While Rana was implicated for his direct involvement in the enforced disappearance and the subsequent killing of five youths in Godar, Danusha in 2003 during the height of the armed conflict, Thapa and Magelo were implicated in case of excessive use of force by the Nepal Police in Rangeli, Morang during the second Madhes movement in January 2016.
The commission had directed the government to book Rana for criminal offence but he was promoted as the chief of Nepal Police by the Baburam Bhattarai government in 2012.
The constitutional human rights body had also asked the government to bring Thapa to justice as he was leading the national defence force when 49 people were forcibly disappeared from the Army’s Bhairabnath Battalion in Maharajgunj between April 2003 and February 2005 but that recommendation was never implemented.
Among the total human rights violators implicated by the commission since its formation in 2000, the highest number–98—is from the Nepal Police, followed by 85 from the Nepal Army and 65 from then-CPN (Maoist). The commission has also implicated 16 civil servants, eight Armed Police Force personnel and four teachers.
“Only 30 of them faced legal action while there was no action against 256 others,” reads the report. Though 65 leaders and cadres of the Maoists, one of the warring parties in the decade-long armed conflict, have been implicated, none of them is a prominent face in the party now.
Article 249 (h) of the Constitution of Nepal authorises the commission to bring the names of the human rights violators in the public domain for record. Clause 7 of the National Human Rights Commission Act, 2012, too bestows the authority to make the names public and keep the record of human rights violators and of those officials, persons or agencies that don’t implement the commission’s recommendations.
Despite this authority, the previous leaderships of the commission hadn’t made the compiled list of perpetrators public.
The commission in the last two decades has made 1,195 recommendations to the government including 940 related to the decade-long insurgency, as per the report released on Thursday.
However, only 163 of them—13.64 percent—have been fully implemented by successive governments while 445—37.24 percent—have been implemented partially. Around half of the recommendations go unimplemented despite the constitutional obligation of the government to do so.
Officials at the commission believe that bringing out the list of human rights violators will pressurise state agencies to implement the recommendations by the commission.
“It will send out a message nationally and internationally that the government has been ignoring actions even in the cases of serious human rights violations,” said Secretary Bed Bhattarai, spokesperson for the commission. “As Nepal has been reelected a member in the United Nations Human Rights Council, it will be a moral question for it to follow up on the recommendations.”

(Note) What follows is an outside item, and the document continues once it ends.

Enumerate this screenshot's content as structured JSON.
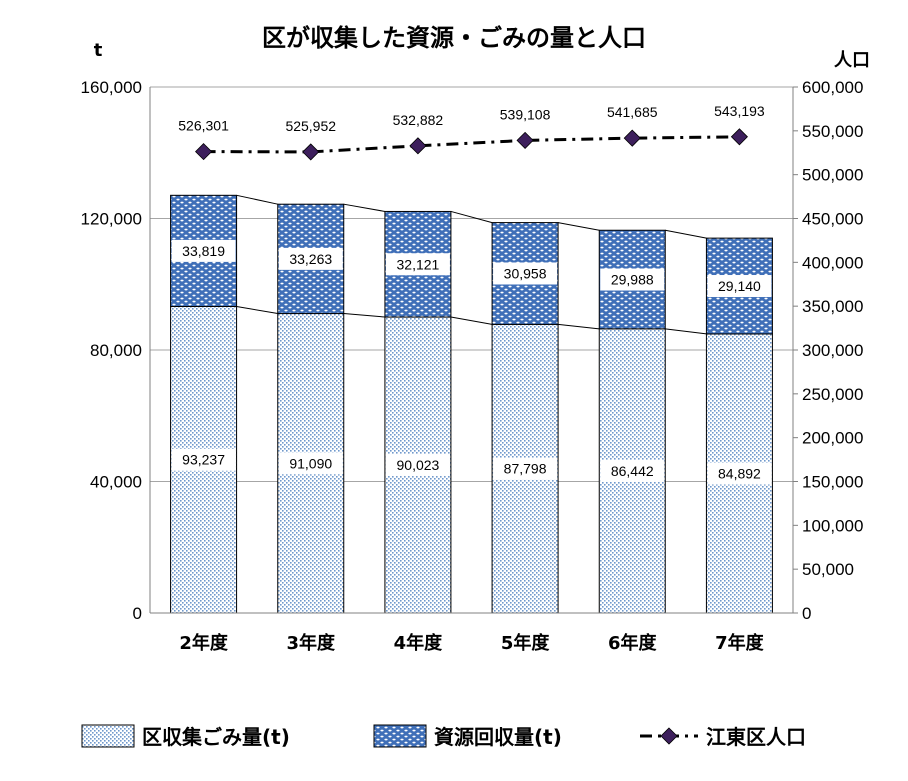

Lawmakers and human rights experts agree that the commission has done a commendable job by making public how the Nepal government has been promoting impunity by not implementing the recommendations made by the constitutional commission.
Krishna Bhakta Pokharel, chairperson of the parliamentary Committee on Law, Justice and Human Rights, said successive governments have been flouting the constitutional obligations and the ruling from the Supreme Court to implement the National Human Rights Commission’s directives
“This has brought our culture of impunity before the public,” he said. “We will discuss the report in our committee and will work hand in hand with the commission towards implementing its recommendations.”

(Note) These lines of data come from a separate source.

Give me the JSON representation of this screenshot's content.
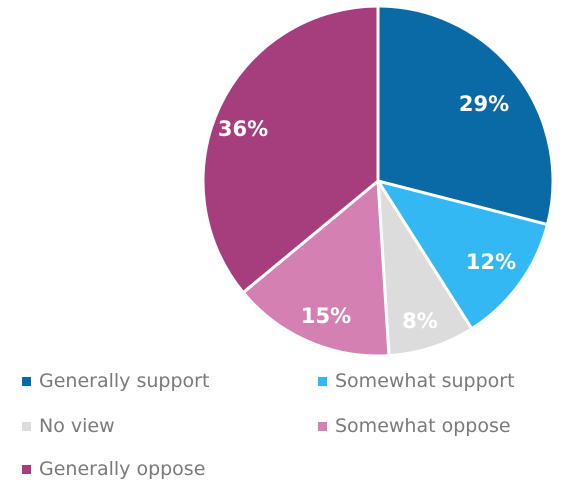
{
  "chart_data": {
    "type": "pie",
    "slices": [
      {
        "label": "Generally support",
        "value": 29,
        "display": "29%",
        "color": "#0a6aa6"
      },
      {
        "label": "Somewhat support",
        "value": 12,
        "display": "12%",
        "color": "#33b8f4"
      },
      {
        "label": "No view",
        "value": 8,
        "display": "8%",
        "color": "#dcdcdc"
      },
      {
        "label": "Somewhat oppose",
        "value": 15,
        "display": "15%",
        "color": "#d580b2"
      },
      {
        "label": "Generally oppose",
        "value": 36,
        "display": "36%",
        "color": "#a63d7c"
      }
    ],
    "start": "12 o'clock, clockwise",
    "legend_position": "bottom"
  }
}
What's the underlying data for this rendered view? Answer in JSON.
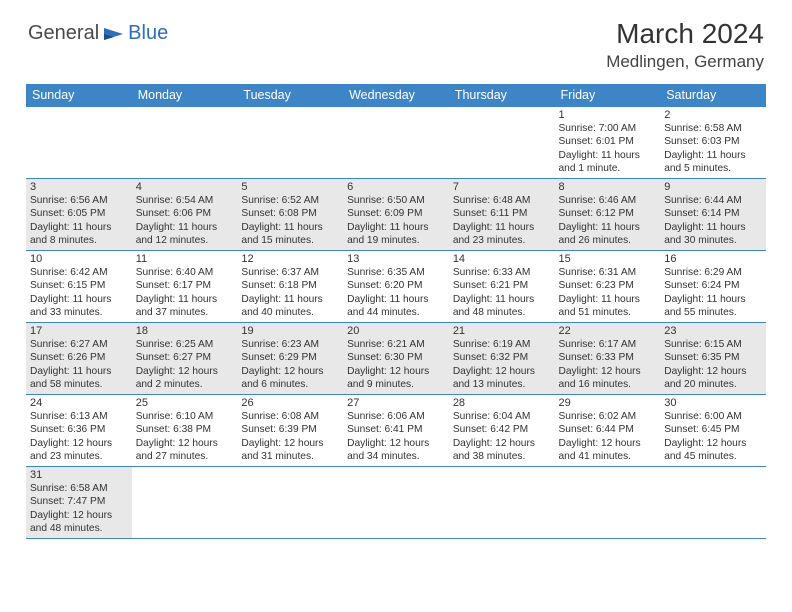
{
  "logo": {
    "text1": "General",
    "text2": "Blue"
  },
  "title": "March 2024",
  "location": "Medlingen, Germany",
  "colors": {
    "header_bg": "#3d85c6",
    "header_fg": "#ffffff",
    "alt_row_bg": "#e8e8e8",
    "border": "#3d85c6",
    "text": "#333333",
    "logo_gray": "#4a4a4a",
    "logo_blue": "#2d6fb8",
    "page_bg": "#ffffff"
  },
  "typography": {
    "title_fontsize": 28,
    "location_fontsize": 17,
    "header_fontsize": 12.5,
    "daynum_fontsize": 11,
    "body_fontsize": 10.2
  },
  "headers": [
    "Sunday",
    "Monday",
    "Tuesday",
    "Wednesday",
    "Thursday",
    "Friday",
    "Saturday"
  ],
  "weeks": [
    [
      null,
      null,
      null,
      null,
      null,
      {
        "n": "1",
        "sr": "Sunrise: 7:00 AM",
        "ss": "Sunset: 6:01 PM",
        "d1": "Daylight: 11 hours",
        "d2": "and 1 minute."
      },
      {
        "n": "2",
        "sr": "Sunrise: 6:58 AM",
        "ss": "Sunset: 6:03 PM",
        "d1": "Daylight: 11 hours",
        "d2": "and 5 minutes."
      }
    ],
    [
      {
        "n": "3",
        "sr": "Sunrise: 6:56 AM",
        "ss": "Sunset: 6:05 PM",
        "d1": "Daylight: 11 hours",
        "d2": "and 8 minutes."
      },
      {
        "n": "4",
        "sr": "Sunrise: 6:54 AM",
        "ss": "Sunset: 6:06 PM",
        "d1": "Daylight: 11 hours",
        "d2": "and 12 minutes."
      },
      {
        "n": "5",
        "sr": "Sunrise: 6:52 AM",
        "ss": "Sunset: 6:08 PM",
        "d1": "Daylight: 11 hours",
        "d2": "and 15 minutes."
      },
      {
        "n": "6",
        "sr": "Sunrise: 6:50 AM",
        "ss": "Sunset: 6:09 PM",
        "d1": "Daylight: 11 hours",
        "d2": "and 19 minutes."
      },
      {
        "n": "7",
        "sr": "Sunrise: 6:48 AM",
        "ss": "Sunset: 6:11 PM",
        "d1": "Daylight: 11 hours",
        "d2": "and 23 minutes."
      },
      {
        "n": "8",
        "sr": "Sunrise: 6:46 AM",
        "ss": "Sunset: 6:12 PM",
        "d1": "Daylight: 11 hours",
        "d2": "and 26 minutes."
      },
      {
        "n": "9",
        "sr": "Sunrise: 6:44 AM",
        "ss": "Sunset: 6:14 PM",
        "d1": "Daylight: 11 hours",
        "d2": "and 30 minutes."
      }
    ],
    [
      {
        "n": "10",
        "sr": "Sunrise: 6:42 AM",
        "ss": "Sunset: 6:15 PM",
        "d1": "Daylight: 11 hours",
        "d2": "and 33 minutes."
      },
      {
        "n": "11",
        "sr": "Sunrise: 6:40 AM",
        "ss": "Sunset: 6:17 PM",
        "d1": "Daylight: 11 hours",
        "d2": "and 37 minutes."
      },
      {
        "n": "12",
        "sr": "Sunrise: 6:37 AM",
        "ss": "Sunset: 6:18 PM",
        "d1": "Daylight: 11 hours",
        "d2": "and 40 minutes."
      },
      {
        "n": "13",
        "sr": "Sunrise: 6:35 AM",
        "ss": "Sunset: 6:20 PM",
        "d1": "Daylight: 11 hours",
        "d2": "and 44 minutes."
      },
      {
        "n": "14",
        "sr": "Sunrise: 6:33 AM",
        "ss": "Sunset: 6:21 PM",
        "d1": "Daylight: 11 hours",
        "d2": "and 48 minutes."
      },
      {
        "n": "15",
        "sr": "Sunrise: 6:31 AM",
        "ss": "Sunset: 6:23 PM",
        "d1": "Daylight: 11 hours",
        "d2": "and 51 minutes."
      },
      {
        "n": "16",
        "sr": "Sunrise: 6:29 AM",
        "ss": "Sunset: 6:24 PM",
        "d1": "Daylight: 11 hours",
        "d2": "and 55 minutes."
      }
    ],
    [
      {
        "n": "17",
        "sr": "Sunrise: 6:27 AM",
        "ss": "Sunset: 6:26 PM",
        "d1": "Daylight: 11 hours",
        "d2": "and 58 minutes."
      },
      {
        "n": "18",
        "sr": "Sunrise: 6:25 AM",
        "ss": "Sunset: 6:27 PM",
        "d1": "Daylight: 12 hours",
        "d2": "and 2 minutes."
      },
      {
        "n": "19",
        "sr": "Sunrise: 6:23 AM",
        "ss": "Sunset: 6:29 PM",
        "d1": "Daylight: 12 hours",
        "d2": "and 6 minutes."
      },
      {
        "n": "20",
        "sr": "Sunrise: 6:21 AM",
        "ss": "Sunset: 6:30 PM",
        "d1": "Daylight: 12 hours",
        "d2": "and 9 minutes."
      },
      {
        "n": "21",
        "sr": "Sunrise: 6:19 AM",
        "ss": "Sunset: 6:32 PM",
        "d1": "Daylight: 12 hours",
        "d2": "and 13 minutes."
      },
      {
        "n": "22",
        "sr": "Sunrise: 6:17 AM",
        "ss": "Sunset: 6:33 PM",
        "d1": "Daylight: 12 hours",
        "d2": "and 16 minutes."
      },
      {
        "n": "23",
        "sr": "Sunrise: 6:15 AM",
        "ss": "Sunset: 6:35 PM",
        "d1": "Daylight: 12 hours",
        "d2": "and 20 minutes."
      }
    ],
    [
      {
        "n": "24",
        "sr": "Sunrise: 6:13 AM",
        "ss": "Sunset: 6:36 PM",
        "d1": "Daylight: 12 hours",
        "d2": "and 23 minutes."
      },
      {
        "n": "25",
        "sr": "Sunrise: 6:10 AM",
        "ss": "Sunset: 6:38 PM",
        "d1": "Daylight: 12 hours",
        "d2": "and 27 minutes."
      },
      {
        "n": "26",
        "sr": "Sunrise: 6:08 AM",
        "ss": "Sunset: 6:39 PM",
        "d1": "Daylight: 12 hours",
        "d2": "and 31 minutes."
      },
      {
        "n": "27",
        "sr": "Sunrise: 6:06 AM",
        "ss": "Sunset: 6:41 PM",
        "d1": "Daylight: 12 hours",
        "d2": "and 34 minutes."
      },
      {
        "n": "28",
        "sr": "Sunrise: 6:04 AM",
        "ss": "Sunset: 6:42 PM",
        "d1": "Daylight: 12 hours",
        "d2": "and 38 minutes."
      },
      {
        "n": "29",
        "sr": "Sunrise: 6:02 AM",
        "ss": "Sunset: 6:44 PM",
        "d1": "Daylight: 12 hours",
        "d2": "and 41 minutes."
      },
      {
        "n": "30",
        "sr": "Sunrise: 6:00 AM",
        "ss": "Sunset: 6:45 PM",
        "d1": "Daylight: 12 hours",
        "d2": "and 45 minutes."
      }
    ],
    [
      {
        "n": "31",
        "sr": "Sunrise: 6:58 AM",
        "ss": "Sunset: 7:47 PM",
        "d1": "Daylight: 12 hours",
        "d2": "and 48 minutes."
      },
      null,
      null,
      null,
      null,
      null,
      null
    ]
  ]
}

Human rights experts say the commission has come up with the report as there has been no change in the attitude of the governments towards taking legal actions against the perpetrators.
Gauri Pradhan, a former member of the commission, said those implicated by the commission could face vetting from the diplomatic community. “Those listed by the commission might not get visas as they have got off scot-free despite getting implicated,” he said.
“The Nepal government will definitely have the moral pressure and its commitment towards human rights will be questioned at the international level, now that the report is out.”